News about IT at Indiana University and the world


Teaching Text Analysis with R

Developing an open instructional workflow - in R - for text analysis.

The Cyberinfrastructure for Digital Humanities (CyberDH) group has developed an open instructional workflow – in R – for text analysis that aims to build algorithmic understanding and basic coding skills before scaling up analyses. The aim is to provide code templates that are open, repeatable, and sustainable and can be adapted, remixed, and scaled to fit a wide range of text analysis tasks. To this end, we have created a three-step process of introducing R: web-deployed Shiny apps, highly marked up RNotebooks, and lightly commented RScripts, both in “regular” and higher performance versions. All are available for download on Github (with associated sample data from Shakespeare and Twitter).
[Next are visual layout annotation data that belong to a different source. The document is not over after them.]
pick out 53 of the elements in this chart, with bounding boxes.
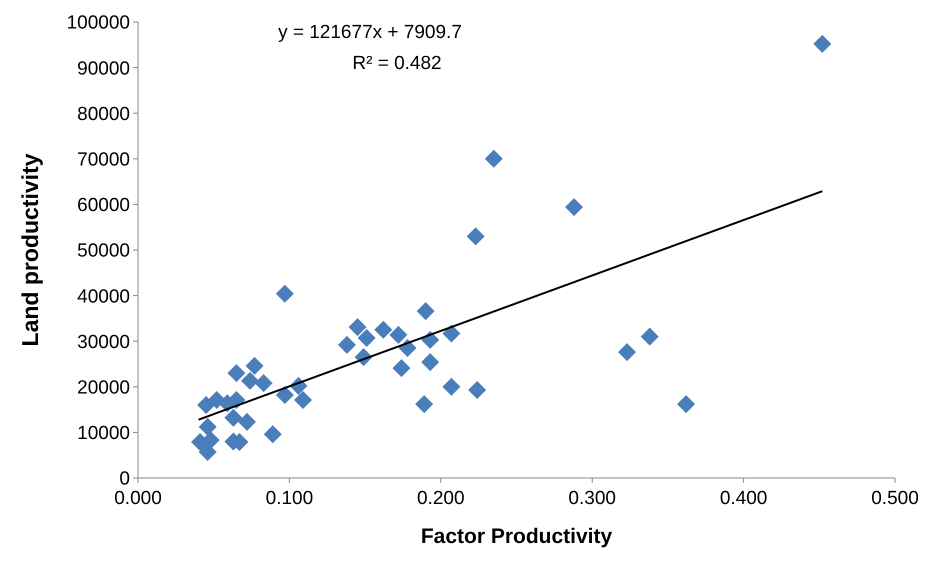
x-tick-label: 0.500 <box>871 488 919 509</box>
x-tick-label: 0.400 <box>720 488 768 509</box>
point <box>389 326 408 344</box>
point <box>421 353 440 372</box>
point <box>358 329 376 348</box>
point <box>276 386 294 404</box>
x-tick-label: 0.100 <box>266 488 314 509</box>
point <box>813 34 832 53</box>
point <box>294 391 312 410</box>
y-tick-label: 20000 <box>77 377 130 398</box>
y-tick-label: 10000 <box>77 423 130 444</box>
x-tick-label: 0.000 <box>114 488 162 509</box>
y-tick-label: 50000 <box>77 240 130 262</box>
point <box>246 356 264 375</box>
point <box>640 328 659 346</box>
point <box>677 395 696 414</box>
x-axis-title: Factor Productivity <box>420 525 612 548</box>
point <box>224 408 242 427</box>
point <box>468 380 486 399</box>
y-tick-label: 0 <box>119 468 130 490</box>
point <box>442 378 460 396</box>
y-tick-label: 40000 <box>77 286 130 308</box>
y-tick-label: 90000 <box>77 58 130 80</box>
y-tick-label: 30000 <box>77 332 130 353</box>
point <box>338 336 356 354</box>
point <box>416 302 435 320</box>
point <box>238 412 256 431</box>
point <box>415 395 434 414</box>
y-tick-label: 70000 <box>77 149 130 170</box>
x-tick-label: 0.200 <box>417 488 465 509</box>
annotation: R² = 0.482 <box>352 53 442 74</box>
y-tick-label: 80000 <box>77 104 130 125</box>
point <box>197 396 216 414</box>
point <box>466 227 485 246</box>
point <box>484 150 503 168</box>
y-axis-title: Land productivity <box>17 153 43 346</box>
x-tick-label: 0.300 <box>568 488 616 509</box>
point <box>374 320 392 339</box>
point <box>254 374 273 392</box>
point <box>276 284 294 303</box>
point <box>618 343 636 362</box>
point <box>198 443 217 462</box>
y-tick-label: 100000 <box>66 12 130 34</box>
point <box>348 318 367 336</box>
point <box>227 364 246 382</box>
y-tick-label: 60000 <box>77 195 130 216</box>
point <box>198 418 217 436</box>
point <box>565 198 584 216</box>
point <box>264 425 282 444</box>
point <box>241 372 260 390</box>
point <box>442 324 460 342</box>
annotation: y = 121677x + 7909.7 <box>278 22 462 43</box>
point <box>392 359 410 378</box>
For scholars and students doing original work in this area, an understanding of fundamentals of the coding behind text analysis is necessary for them to be full participants in the research and to be able to question results adequately. They may also engage in a self-directed interactive dialog with their analysis, rather than following a fixed workflow prescribed by GUI-driven analysis tools. For example, when using these tools (the Shiny app), a user can see that there are 70 instances of the word ‘father’ in Hamlet. King Lear only boasts five more at 75. Thus, the spectral father in Hamlet, who dies before the play begins, is almost as present as the physical father (Lear himself) whose entire dilemma revolves around how to best pass on his role as king/father to an entire kingdom. Via the RNotebooks and code remixing, the user is then able to look at the role of fatherhood across the Shakespearean dramatic corpus.

Caption:  Shiny web app of frequent terms in eight popular Shakespeare plays. This simple frequency count reveals that the spectral father in Hamlet is almost as present as the physical father who dominates King Lear.